警察には事件性なしと判断してもらいたかったが、駆けつけた警察官は「身体が温かい。救急車を呼ぶ」。到着した救急隊にも忠さんの意思を伝えたが「死後硬直が起きていない。ルールとして病院に搬送する」と説明された。結局、忠さんは病院で死亡が確認され、自宅に戻ったのは約6時間後だったという。神谷さんは「2人の娘は『おじいちゃんに触らないで』と泣き叫んでいた。救急隊を責めるわけにもいかないが、家族と父の希望をかなえられず悔しい」と話した。

 

総務省消防庁は18年9月、17年に蘇生の拒否事例が全国728消防本部のうち403本部であり、少なくとも2015件に上ったとする初の調査結果を公表した。拒否の意思を示された場合の対応方針を定めていない消防本部は全体の54%に上った。

消防法は、救急搬送や心肺蘇生などを救急隊の任務と定めるが、蘇生中止に関する規定はない。ある救急隊員は「家族の説明だけでは生前の意思を判断できない。蘇生措置に抗議されてもルールがないので、任務は遂行しなければならない」と明かす。

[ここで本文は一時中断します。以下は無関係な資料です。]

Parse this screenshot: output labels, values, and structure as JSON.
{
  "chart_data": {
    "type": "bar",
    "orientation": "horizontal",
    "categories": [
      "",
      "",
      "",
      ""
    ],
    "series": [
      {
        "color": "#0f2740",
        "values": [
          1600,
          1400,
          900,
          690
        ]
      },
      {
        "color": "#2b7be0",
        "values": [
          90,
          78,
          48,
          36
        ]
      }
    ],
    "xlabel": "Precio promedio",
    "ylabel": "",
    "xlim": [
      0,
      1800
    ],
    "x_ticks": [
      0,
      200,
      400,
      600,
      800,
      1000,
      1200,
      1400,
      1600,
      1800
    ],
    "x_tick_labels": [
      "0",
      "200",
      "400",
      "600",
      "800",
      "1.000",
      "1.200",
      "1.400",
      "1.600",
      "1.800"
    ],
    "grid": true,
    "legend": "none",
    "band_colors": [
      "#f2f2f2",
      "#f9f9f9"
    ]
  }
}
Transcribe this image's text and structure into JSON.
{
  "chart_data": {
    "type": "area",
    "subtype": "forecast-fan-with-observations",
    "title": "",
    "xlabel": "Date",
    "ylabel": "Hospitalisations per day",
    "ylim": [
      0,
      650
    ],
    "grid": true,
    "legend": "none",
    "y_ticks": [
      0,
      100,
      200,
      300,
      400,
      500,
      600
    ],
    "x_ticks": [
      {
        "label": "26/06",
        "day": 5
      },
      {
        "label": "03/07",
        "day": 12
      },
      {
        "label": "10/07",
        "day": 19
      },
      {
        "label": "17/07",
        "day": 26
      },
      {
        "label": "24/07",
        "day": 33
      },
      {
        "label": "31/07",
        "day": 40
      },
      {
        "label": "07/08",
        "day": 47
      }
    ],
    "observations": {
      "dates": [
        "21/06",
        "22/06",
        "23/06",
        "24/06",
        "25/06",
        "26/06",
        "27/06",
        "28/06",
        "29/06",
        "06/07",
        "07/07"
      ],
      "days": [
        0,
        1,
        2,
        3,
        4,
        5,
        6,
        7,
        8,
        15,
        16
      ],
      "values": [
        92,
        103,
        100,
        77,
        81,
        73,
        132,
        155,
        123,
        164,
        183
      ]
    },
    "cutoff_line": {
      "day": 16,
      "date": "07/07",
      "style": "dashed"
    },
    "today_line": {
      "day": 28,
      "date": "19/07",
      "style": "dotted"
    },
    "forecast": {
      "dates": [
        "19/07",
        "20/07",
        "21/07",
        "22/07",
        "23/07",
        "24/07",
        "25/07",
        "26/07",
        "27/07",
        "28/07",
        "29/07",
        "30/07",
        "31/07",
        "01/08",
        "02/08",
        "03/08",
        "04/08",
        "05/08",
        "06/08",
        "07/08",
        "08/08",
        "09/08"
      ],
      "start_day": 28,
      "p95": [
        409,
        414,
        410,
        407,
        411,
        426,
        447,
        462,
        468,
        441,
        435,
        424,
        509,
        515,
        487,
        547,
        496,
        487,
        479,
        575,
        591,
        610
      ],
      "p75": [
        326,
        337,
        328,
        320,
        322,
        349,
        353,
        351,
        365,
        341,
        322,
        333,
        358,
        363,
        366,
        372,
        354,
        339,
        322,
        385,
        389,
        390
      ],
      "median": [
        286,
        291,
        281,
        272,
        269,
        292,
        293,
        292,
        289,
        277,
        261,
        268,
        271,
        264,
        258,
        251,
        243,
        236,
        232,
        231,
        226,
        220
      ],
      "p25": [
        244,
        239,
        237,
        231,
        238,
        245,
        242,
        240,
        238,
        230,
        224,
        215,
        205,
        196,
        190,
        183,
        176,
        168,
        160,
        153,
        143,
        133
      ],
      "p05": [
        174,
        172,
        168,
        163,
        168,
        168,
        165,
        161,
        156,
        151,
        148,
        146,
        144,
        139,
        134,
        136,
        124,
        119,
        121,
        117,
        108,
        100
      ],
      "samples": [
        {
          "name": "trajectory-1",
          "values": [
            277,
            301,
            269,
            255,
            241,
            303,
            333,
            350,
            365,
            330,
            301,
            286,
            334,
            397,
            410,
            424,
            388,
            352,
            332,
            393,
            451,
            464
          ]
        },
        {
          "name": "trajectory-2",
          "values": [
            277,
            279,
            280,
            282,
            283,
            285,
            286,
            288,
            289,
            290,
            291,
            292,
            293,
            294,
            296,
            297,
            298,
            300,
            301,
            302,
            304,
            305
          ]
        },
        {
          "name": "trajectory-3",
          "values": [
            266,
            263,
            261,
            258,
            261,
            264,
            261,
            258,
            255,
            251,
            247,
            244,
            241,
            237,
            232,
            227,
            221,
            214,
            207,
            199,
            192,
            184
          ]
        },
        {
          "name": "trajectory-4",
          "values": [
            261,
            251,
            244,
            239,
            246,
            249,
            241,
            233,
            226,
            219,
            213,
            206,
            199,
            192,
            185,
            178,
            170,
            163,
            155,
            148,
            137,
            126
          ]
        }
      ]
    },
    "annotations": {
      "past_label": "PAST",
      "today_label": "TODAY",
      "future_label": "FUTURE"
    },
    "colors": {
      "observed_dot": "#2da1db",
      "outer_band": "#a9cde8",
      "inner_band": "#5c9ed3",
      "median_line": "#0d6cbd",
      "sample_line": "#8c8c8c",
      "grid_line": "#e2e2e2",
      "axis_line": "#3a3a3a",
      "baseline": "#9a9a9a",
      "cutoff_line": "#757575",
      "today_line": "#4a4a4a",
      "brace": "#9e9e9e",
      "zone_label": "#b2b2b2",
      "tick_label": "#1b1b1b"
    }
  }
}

対策を講じる動きもある。救急隊員や医師でつくる日本臨床救急医学会は17年4月、提言を発表。心肺停止後の蘇生措置を望まないと事前に書面で残している場合もまずは措置を始め、かかりつけ医に直接連絡を取って具体的な指示があれば中止するよう求めた。

 

提言を受け、埼玉県所沢市など5市を管轄する埼玉西部消防局は同12月に具体的な手順書を作った。管内では18年9月末までに17件の該当例があったが、トラブルはないという。同局救急課は「手順書作成前は現場から悩みが報告されていたが、現在は解消された」と効果を語る。こうした取り組みについて、同学会代表理事の坂本哲也医師(60)は「一部にとどまっており、国が統一したルールを設けてほしい」と要望する。総務省消防庁の検討部会は蘇生拒否への対応を含む救急業務のあり方について議論しており、19年1月ごろまでに意見をまとめる方針。同庁救急企画室は「意見を踏まえて今後の対応策を検討したい」としている。